Monday, May. 13, 1929
War of Attrition
A strike, like an army, moves on its stomach. Food became the crux of the textile strikes in North Carolina last week. Supplies for strikers were dwindling. Relief funds dribbled in slowly. A war of attrition moved into its sixth week.
At Pineville, 200 workers went back to their looms and spindles, claiming that they had been "starved out" by the union. Into Pineville only $150 had been sent to sustain 150 families during three weeks of strike.
Around Gastonia, strikers were evicted from company houses, four-room boxlike places, their poor possessions put out on the street. But somehow the National Textile Union continued to find food for 1,700 members out of the Loray mill.
The professional leaders of the strike were faced with a difficult psychological problem. They sought to restrict the strike to its present confines, to increase union membership in mills now operating and thus collect dues to sustain the strik ers already out. But they found it hard to keep members at work -members who glanced out of mill windows to see strikers idling in the sunshine, who realized that they were in effect supporting those strik ers by their labor. Many a new union member was tempted to quit the mills and join the "free grub" line in the sunshine.
New words crept into the strikers' back country vocabulary. Professional agitators taught them the word "sweatshop" which seemed particularly applicable to Southern mills, with their hungry hum ming machinery, high humidity,* closed windows, lint-laden air. Said one striker: "I ain't afeared of Hell. I've spent 20 summers in the mills."
Last week strike leaders slightly modified their demands. They were ready to accept a 48-hour week instead of a 40. They would return on the 1927 wage scale, instead of the $20 per week minimum. But Manager J. A. Baugh of the Loray Mill was "too busy" even to discuss these concessions. To him the strikers were just "discharged" employes. His mill, he claimed, was running well without them.
To hobble the strikers' leisure, Gastonia adopted an anti-parading ordinance. Last week some 90 strikers maneuvered about the town in mass formation, dodged the police, jeered. They were set upon by a dozen officers with clubs and bayonets. Two strikers, aged 15 and 16 were arrested, lodged in jail. Mrs.

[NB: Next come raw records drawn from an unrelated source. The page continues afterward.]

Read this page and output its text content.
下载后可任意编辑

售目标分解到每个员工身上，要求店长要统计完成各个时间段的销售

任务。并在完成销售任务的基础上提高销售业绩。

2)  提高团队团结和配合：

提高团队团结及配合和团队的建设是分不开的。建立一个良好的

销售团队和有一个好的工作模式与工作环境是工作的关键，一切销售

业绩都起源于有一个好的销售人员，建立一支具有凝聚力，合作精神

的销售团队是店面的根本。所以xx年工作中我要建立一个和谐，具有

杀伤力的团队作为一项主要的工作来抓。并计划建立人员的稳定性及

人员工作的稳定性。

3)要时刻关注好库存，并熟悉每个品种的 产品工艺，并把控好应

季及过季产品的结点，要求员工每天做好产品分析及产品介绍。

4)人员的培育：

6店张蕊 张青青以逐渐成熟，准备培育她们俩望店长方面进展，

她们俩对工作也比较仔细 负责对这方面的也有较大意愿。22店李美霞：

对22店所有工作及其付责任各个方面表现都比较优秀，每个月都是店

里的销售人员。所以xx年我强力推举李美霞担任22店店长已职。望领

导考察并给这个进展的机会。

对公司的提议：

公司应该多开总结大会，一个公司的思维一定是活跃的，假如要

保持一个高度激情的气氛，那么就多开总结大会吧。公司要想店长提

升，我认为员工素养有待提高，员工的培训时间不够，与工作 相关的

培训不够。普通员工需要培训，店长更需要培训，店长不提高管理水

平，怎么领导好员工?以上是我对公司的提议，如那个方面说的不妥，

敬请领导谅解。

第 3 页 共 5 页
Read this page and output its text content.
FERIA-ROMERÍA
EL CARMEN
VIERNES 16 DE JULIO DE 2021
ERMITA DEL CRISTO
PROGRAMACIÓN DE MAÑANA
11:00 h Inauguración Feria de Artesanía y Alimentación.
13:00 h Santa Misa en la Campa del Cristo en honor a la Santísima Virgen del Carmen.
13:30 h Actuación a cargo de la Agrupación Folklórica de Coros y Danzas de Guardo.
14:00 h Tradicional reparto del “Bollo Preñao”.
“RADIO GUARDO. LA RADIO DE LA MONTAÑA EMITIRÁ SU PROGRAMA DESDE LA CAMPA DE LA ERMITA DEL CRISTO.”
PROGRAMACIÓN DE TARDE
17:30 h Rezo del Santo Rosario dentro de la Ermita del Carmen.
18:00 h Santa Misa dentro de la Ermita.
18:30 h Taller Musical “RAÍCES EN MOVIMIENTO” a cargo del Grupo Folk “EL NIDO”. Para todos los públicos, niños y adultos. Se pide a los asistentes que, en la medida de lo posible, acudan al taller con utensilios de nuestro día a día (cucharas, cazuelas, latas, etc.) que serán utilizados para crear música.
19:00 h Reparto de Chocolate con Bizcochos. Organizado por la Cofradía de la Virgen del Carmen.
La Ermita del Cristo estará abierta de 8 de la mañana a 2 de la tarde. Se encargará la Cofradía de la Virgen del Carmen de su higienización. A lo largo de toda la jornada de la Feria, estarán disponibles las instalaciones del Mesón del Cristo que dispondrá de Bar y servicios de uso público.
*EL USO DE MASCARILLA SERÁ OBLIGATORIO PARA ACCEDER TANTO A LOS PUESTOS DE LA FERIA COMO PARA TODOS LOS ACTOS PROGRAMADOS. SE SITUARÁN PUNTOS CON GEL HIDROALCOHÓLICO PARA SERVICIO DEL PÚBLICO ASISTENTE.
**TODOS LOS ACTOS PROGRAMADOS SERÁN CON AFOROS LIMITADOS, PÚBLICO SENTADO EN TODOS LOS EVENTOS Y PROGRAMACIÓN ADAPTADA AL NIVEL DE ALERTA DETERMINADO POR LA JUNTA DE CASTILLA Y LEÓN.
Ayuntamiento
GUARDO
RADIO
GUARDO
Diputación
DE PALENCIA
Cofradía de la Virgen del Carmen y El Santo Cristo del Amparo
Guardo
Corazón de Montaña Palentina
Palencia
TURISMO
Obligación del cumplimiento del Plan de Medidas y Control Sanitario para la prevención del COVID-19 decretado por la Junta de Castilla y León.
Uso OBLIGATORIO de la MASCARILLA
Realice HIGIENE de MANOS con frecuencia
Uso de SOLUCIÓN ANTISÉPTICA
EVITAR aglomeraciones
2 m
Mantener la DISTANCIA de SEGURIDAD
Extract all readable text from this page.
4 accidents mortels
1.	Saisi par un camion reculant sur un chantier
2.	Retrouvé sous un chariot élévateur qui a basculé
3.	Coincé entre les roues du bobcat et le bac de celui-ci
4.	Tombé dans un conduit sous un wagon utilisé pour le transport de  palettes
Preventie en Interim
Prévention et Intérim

Callie Jones saw her young son in the melee, rushed to pull him forth, was arrested for profanity.
Even middle-class citizens who had scant sympathy for the strikers could not stand and gossip on the street corners without a deputy poking a bayonet point into the group and gruffly ordering: "Open up hereopen up or I'll. . . ."
Official cognizance of the textile strikes was taken in the U. S. Senate last week when Montana's Wheeler offered a resolution for an investigation, at the request of President Green of the American Federation of Labor. Quickly uprose in protest North Carolina's two Senators -white-haired, old-fashioned Lee Slater Overman and small, grey-foxy Furnifold McLendel Simmons. They could see no good reason for an inquiry into North Carolina's labor troubles -and antiquated labor laws. Senator Simmons declared that if there was to be a textile strike investigation, let it include Massachusetts as well as the South. Senator Overman, pulling himself heavily to his feet, opposed investigations "costing hundreds of thousands of dollars which do not amount to that" (a snap of the Overman fingers).
* Water jets must play constantly in a textile mill to keep the fibres moist and pliable.